Quick-charge batteries promise smaller, lighter, and longer-lasting everything, from electric cars to laptops.
Image: Oliver Sved/Shutterstock
Battery charge-time is more than a matter of convenience. In the case of electric cars, it could be the difference between full-on adoption and affluent novelty, or the difference between a clean(er) transportation future or one that clings to portable combustion machines until the bitter end, because who can even wait for things nowadays. Indeed, an issue now is how long electric cars take to charge: doing it at home, which is the ideal case, can take many hours—overnight—while doing it at a DC current-based, high-voltage station can still take longer than an oil change.
It would be nice if rolling up to an electric station involved the same commitment as its fossil fuel counterpart, and that's the (implied) promise of (paywalled) research released this week from a team at the University of California, Riverside: batteries that charge up 16 times faster with 63 percent more capacity and 40 percent less mass.
The technology described, like a whole lot of change-everything materials science now, is based on carbon nanotubes, peculiar molecules that naturally form into cylindrical shapes with walls the thickness of a single atom. At certain dimensions, the nanotubes become extraordinary conductors of thermal energy and electricity. Basically, the battery design forms clusters of these nanotubes into cone shapes, which are then "decorated" with silicon. These silicon-spiked cones make up the anode portion of a regular lithium-ion battery, the spot where charge collects and positive current flows into the device, presumably from some conventional charger, but it's well suited for very high voltages.

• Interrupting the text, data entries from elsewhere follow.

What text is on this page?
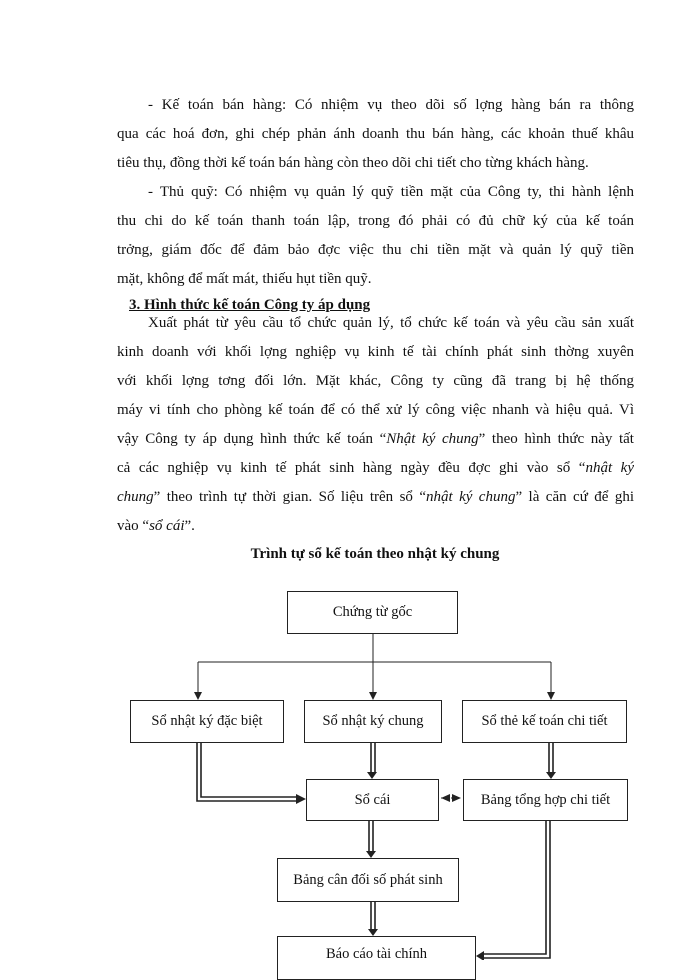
- Kế toán bán hàng: Có nhiệm vụ theo dõi số lợng hàng bán ra thông
qua các hoá đơn, ghi chép phản ánh doanh thu bán hàng, các khoản thuế khâu
tiêu thụ, đồng thời kế toán bán hàng còn theo dõi chi tiết cho từng khách hàng.
- Thủ quỹ: Có nhiệm vụ quản lý quỹ tiền mặt của Công ty, thi hành lệnh
thu chi do kế toán thanh toán lập, trong đó phải có đủ chữ ký của kế toán
trởng, giám đốc để đảm bảo đợc việc thu chi tiền mặt và quản lý quỹ tiền
mặt, không để mất mát, thiếu hụt tiền quỹ.
3. Hình thức kế toán Công ty áp dụng
Xuất phát từ yêu cầu tổ chức quản lý, tổ chức kế toán và yêu cầu sản xuất
kinh doanh với khối lợng nghiệp vụ kinh tế tài chính phát sinh thờng xuyên
với khối lợng tơng đối lớn. Mặt khác, Công ty cũng đã trang bị hệ thống
máy vi tính cho phòng kế toán để có thể xử lý công việc nhanh và hiệu quả. Vì
vậy Công ty áp dụng hình thức kế toán “Nhật ký chung” theo hình thức này tất
cả các nghiệp vụ kinh tế phát sinh hàng ngày đều đợc ghi vào sổ “nhật ký
chung” theo trình tự thời gian. Số liệu trên sổ “nhật ký chung” là căn cứ để ghi
vào “sổ cái”.
Trình tự sổ kế toán theo nhật ký chung
Chứng từ gốc
Sổ nhật ký đặc biệt	Sổ nhật ký chung	Sổ thẻ kế toán chi tiết
Sổ cái	Bảng tổng hợp chi tiết
Bảng cân đối số phát sinh
Báo cáo tài chính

The mass and size differences are attributable to the silicon embedded on the anode, a relatively new idea set to replace the usual graphite anodes in the near future. The speed, however, comes courtesy of the newly introduced nanotube structure. The reason is twofold. One, the overall structure allows a more seamless connection to the electrochemical guts of the battery, facilitating more efficient charge transfer. And two, the carbon nanotubes themselves provide new channels along the anode through which the battery's electrolyte solution can travel, allowing faster electrolyte access.
"Silicon is a type of anode material that is receiving a lot of attention due to its highest known theoretical gravimetric and volumetric capacity values of [about] 4.200 [milliamp hours per gram], which is 10 times higher than commercial graphite based lithium ion battery anodes," lead researcher Wei Wang explained an email.
Pair this up with another looming technology that should make it possible for charging cords and other wires (maybe even your clothes) to store electricity as well as move it, and/or wireless charging, and the days of heavy electronics are over. That changes the electronics future more than you might think.
Tesla's much-vaunted opening up of its charging patents, a move which really just corrects the company's weird miscalculation that propietary charging stations (Tesla stations for Tesla cars) had any place in an already niche market, is interesting to consider in light of this potential new, superior battery technology. It's probably a genuine coincidence that it was unveiled the same week as Elon Musk's patent announcement, but UCR's is a breakthrough (a patented and already licensed breakthrough, Wei Wang added, noting that the licensee is confidential) that could well make those patents kind of trifling, depending on how quickly silicon-anode batteries hit the market.
Tesla's lithium-ion batteries bank heavily on graphite, after all, and the future of quick-charge, what one might argue is a much realer factor in widespread EV adoption, is heading toward silicon. The patent giveaway was touted by Musk as just some open-source benevolence with a side of business reasoning, but in a Q&A with reporters the PR stink was unshakable, as Musk characterized another car maker's decision to use non-Tesla batteries as "suboptimal," not so subtly implying that the only reason everyone isn't using Tesla technology is because of those darn patents. Joseph White summed up the patent move in a few cutting and on-point words: "please use our batteries."
More accurately, it might be, "please use our batteries ... before they're obsolete."